# 10 gallon guppy tank



## christhefish (Nov 8, 2010)

this is my 10gallon 
ignore the heater and algae 
the tank has been running for about a year 
i planted it a week or two ago with Echinodorus tenellus, Anubias nana, and i think Anubias Lanceolata? plus the hornwort and duckweed that was already in the tank.
so far its just guppies and snails but i plan on putting in some otos or a small bristlenose 

lighting: 2 13W spiral cfls in a standard canopy 
filter: aquaclear jr. with sponge filter over the intake
no co2 (but i might make a new diy setup)


----------



## Morainy (Apr 21, 2010)

That's a lovely and natural-looking tank. I think otos will love it. (I love otos; they're among my favourite fish)


----------



## neven (May 15, 2010)

i really miss having Echinodorus tenellus in my main tank

as for the Anubias Lanceolata, it may be an amazon sword.

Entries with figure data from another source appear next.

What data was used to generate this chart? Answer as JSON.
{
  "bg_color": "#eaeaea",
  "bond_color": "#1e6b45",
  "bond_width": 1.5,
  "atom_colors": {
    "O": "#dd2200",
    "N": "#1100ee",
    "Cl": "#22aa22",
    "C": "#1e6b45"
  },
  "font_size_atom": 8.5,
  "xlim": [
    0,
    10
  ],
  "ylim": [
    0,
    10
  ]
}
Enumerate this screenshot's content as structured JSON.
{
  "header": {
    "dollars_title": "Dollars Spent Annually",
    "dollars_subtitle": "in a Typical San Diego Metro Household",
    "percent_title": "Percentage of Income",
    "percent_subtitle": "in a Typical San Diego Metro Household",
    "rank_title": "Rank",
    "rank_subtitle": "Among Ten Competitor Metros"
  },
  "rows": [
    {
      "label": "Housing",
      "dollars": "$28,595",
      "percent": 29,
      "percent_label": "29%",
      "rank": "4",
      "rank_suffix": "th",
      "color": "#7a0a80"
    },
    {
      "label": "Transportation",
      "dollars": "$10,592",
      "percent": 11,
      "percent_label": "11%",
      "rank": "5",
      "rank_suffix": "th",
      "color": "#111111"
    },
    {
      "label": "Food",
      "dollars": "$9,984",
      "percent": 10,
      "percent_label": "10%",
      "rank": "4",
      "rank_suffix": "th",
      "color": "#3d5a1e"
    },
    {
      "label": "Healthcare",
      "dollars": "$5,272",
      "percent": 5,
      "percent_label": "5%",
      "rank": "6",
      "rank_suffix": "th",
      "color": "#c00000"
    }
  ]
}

Lanceolata often only grows a few new leaves a year, so likely it is not it. If you do get a bristlenose, they do love to munch on the echinodorus species. I much prefer ottos over Bristlenose, as BNs can be destructive to foreground plants. Especially zebra ottos, i really need to get some of them...

Your heater may be able to fit behind the tall plant to make it less noticeable as well


----------



## christhefish (Nov 8, 2010)

neven said:


> as for the Anubias Lanceolata, it may be an amazon sword. Lanceolata often only grows a few new leaves a year, so likely it is not it.
> 
> Your heater may be able to fit behind the tall plant to make it less noticeable as well


im sure it is an anubias species and there are two main plants and three divisions so that could be why it looks big, they were originally going to go into my main tank a year ago but i had to get rid of my tinfoil barbs first but that never happened

i was a little worried about burning the plants with it, do you think that would be an issue? and my sponge filter is there so there might not be enough space anyway.


----------



## neven (May 15, 2010)

since its such a small heater i strongly doubt it will, you can always keep a close eye on it to see if it affects the leaves around the heater


----------



## Ursus sapien (Apr 21, 2010)

very pretty!


----------